La forma que eligió Epicuro de habitarse, dando respuesta a su cuerpo, fue uno de los grandes pasos que dio la filosofía. Con él se devolvió la mirada a la tierra, al suelo, y al separarlo de los abstractos cielos de las ideas, el aquí y ahora se iluminó. Lo cotidiano tomó el centro y ya sólo importaba una respuesta: cómo habitarlo de la mejor manera, esto es, alcanzando la mayor cuota de felicidad posible. Lo humano, lo más propiamente humano, recuperó la voz, y ya sólo un principio era legítimo: buscar el placer y evitar el dolor.
Destilar de este principio una filosofía, no era fácil, porque para ello había que afinar muy bien el ojo y el oído intelectual. Pero también hacía falta valor, mucho valor, porque pronto Epicuro vio que en los dioses, en su creencia, habitaba una de las fuentes de dolor más generosas: miedo a sus castigos, a sus caprichos, a sus locuras. Desde ahora, los dioses existirían pero nada tendrían que ver con los hombres. Vivirían en un mundo muy lejano en el que sólo se dedicarían a su felicidad, sin importarles en absoluto lo que pasara en la Tierra. Pero aún quedaba un paso aún más importante: eliminar el miedo a la muerte. La respuesta que Epicuro encontró, todavía brilla en la historia del pensamiento: la muerte, nada es para nosotros, porque cuando nosotros somos, la muerte no está presente, y cuando la muerte está presente, entonces ya no somos nosotros. En nada afecta, pues, ni a los vivos ni a los muertos, porque para aquéllos no está y éstos ya no son.
Expulsados los dioses, desmentida la muerte, era el turno del placer: ¿cómo alcanzarlo, cómo llegar a través de él a la felicidad? El placer está a nuestro alcance, cerca, muy cerca, tanto que muchas veces no lo vemos. Habita el día a día, se esconde en los actos más sencillos: en una buena comida, en el cuerpo del prójimo, en la Naturaleza… pero sobre todo, en la amistad. Ella es la piedra angular de filosofía de Epicuro, y la mejor prueba nos la da su famoso jardín –los que saben, dicen que era un pequeño huerto. Porque, ¿qué era aquella comunidad que vivía a las afueras de Atenas, compartiendo su día a día, sino un grupo de amigos?

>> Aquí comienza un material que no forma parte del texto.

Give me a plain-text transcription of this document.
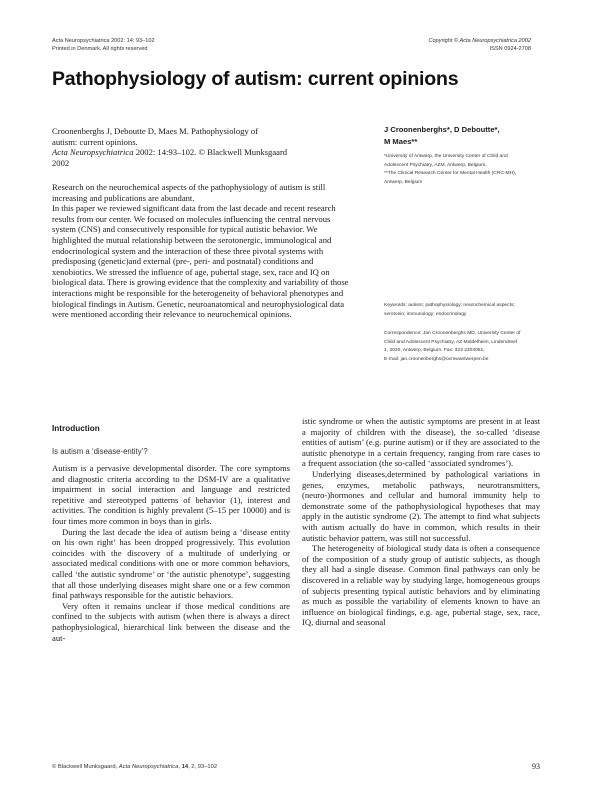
Acta Neuropsychiatrica 2002: 14: 93–102
Printed in Denmark. All rights reserved
Copyright © Acta Neuropsychiatrica 2002
ISSN 0924-2708
Pathophysiology of autism: current opinions
Croonenberghs J, Deboutte D, Maes M. Pathophysiology of
autism: current opinions.
Acta Neuropsychiatrica 2002: 14:93–102. © Blackwell Munksgaard
2002

Research on the neurochemical aspects of the pathophysiology of autism is still increasing and publications are abundant.

In this paper we reviewed significant data from the last decade and recent research results from our center. We focused on molecules influencing the central nervous system (CNS) and consecutively responsible for typical autistic behavior. We highlighted the mutual relationship between the serotonergic, immunological and endocrinological system and the interaction of these three pivotal systems with predisposing (genetic)and external (pre-, peri- and postnatal) conditions and xenobiotics. We stressed the influence of age, pubertal stage, sex, race and IQ on biological data. There is growing evidence that the complexity and variability of those interactions might be responsible for the heterogeneity of behavioral phenotypes and biological findings in Autism. Genetic, neuroanatomical and neurophysiological data were mentioned according their relevance to neurochemical opinions.

J Croonenberghs*, D Deboutte*,
M Maes**
*University of Antwerp, the University Center of Child and
Adolescent Psychiatry, AZM, Antwerp, Belgium,
**The Clinical Research Center for Mental Health (CRC-MH),
Antwerp, Belgium
Keywords: autism; pathophysiology; neurochemical aspects;
serotonin; immunology; endocrinology
Correspondence: Jan Croonenberghs MD, University Center of
Child and Adolescent Psychiatry, AZ Middelheim, Lindendreef
1, 2020, Antwerp, Belgium. Fax: 323 2304051;
E-mail: jan.croonenberghs@ocmwantwerpen.be
Introduction
Is autism a ‘disease-entity’?

Autism is a pervasive developmental disorder. The core symptoms and diagnostic criteria according to the DSM-IV are a qualitative impairment in social interaction and language and restricted repetitive and stereotyped patterns of behavior (1), interest and activities. The condition is highly prevalent (5–15 per 10000) and is four times more common in boys than in girls.

During the last decade the idea of autism being a ‘disease entity on his own right’ has been dropped progressively. This evolution coincides with the discovery of a multitude of underlying or associated medical conditions with one or more common behaviors, called ‘the autistic syndrome’ or ‘the autistic phenotype’, suggesting that all those underlying diseases might share one or a few common final pathways responsible for the autistic behaviors.

Very often it remains unclear if those medical conditions are confined to the subjects with autism (when there is always a direct pathophysiological, hierarchical link between the disease and the aut-

istic syndrome or when the autistic symptoms are present in at least a majority of children with the disease), the so-called ‘disease entities of autism’ (e.g. purine autism) or if they are associated to the autistic phenotype in a certain frequency, ranging from rare cases to a frequent association (the so-called ‘associated syndromes’).

Underlying diseases,determined by pathological variations in genes, enzymes, metabolic pathways, neurotransmitters, (neuro-)hormones and cellular and humoral immunity help to demonstrate some of the pathophysiological hypotheses that may apply in the autistic syndrome (2). The attempt to find what subjects with autism actually do have in common, which results in their autistic behavior pattern, was still not successful.

The heterogeneity of biological study data is often a consequence of the composition of a study group of autistic subjects, as though they all had a single disease. Common final pathways can only be discovered in a reliable way by studying large, homogeneous groups of subjects presenting typical autistic behaviors and by eliminating as much as possible the variability of elements known to have an influence on biological findings, e.g. age, pubertal stage, sex, race, IQ, diurnal and seasonal

© Blackwell Munksgaard, Acta Neuropsychiatrica, 14, 2, 93–102	93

Epicuro cantó a la amistad, y convirtió su casa en un generador de la misma. Pero sobre todo, nos dejó eso que Nietzsche le reconoce: la prueba de que una voluptuosidad modesta es posible, una forma de vivir marcada por la ligereza y la libertad, por la capacidad de distinguir entre los necesario y lo decorativo, por hacer del cuerpo, de lo que éste es capaz, una alegría constante. Y si tenemos que elegir una sola de sus frases como síntesis de su filosofía, no dudamos en quedarnos con esta: “Reboso de placer en el cuerpo cuando dispongo de pan y agua. Y escupo sobre los placeres de la abundancia, no por sí mismos, sino por las molestias que les siguen”.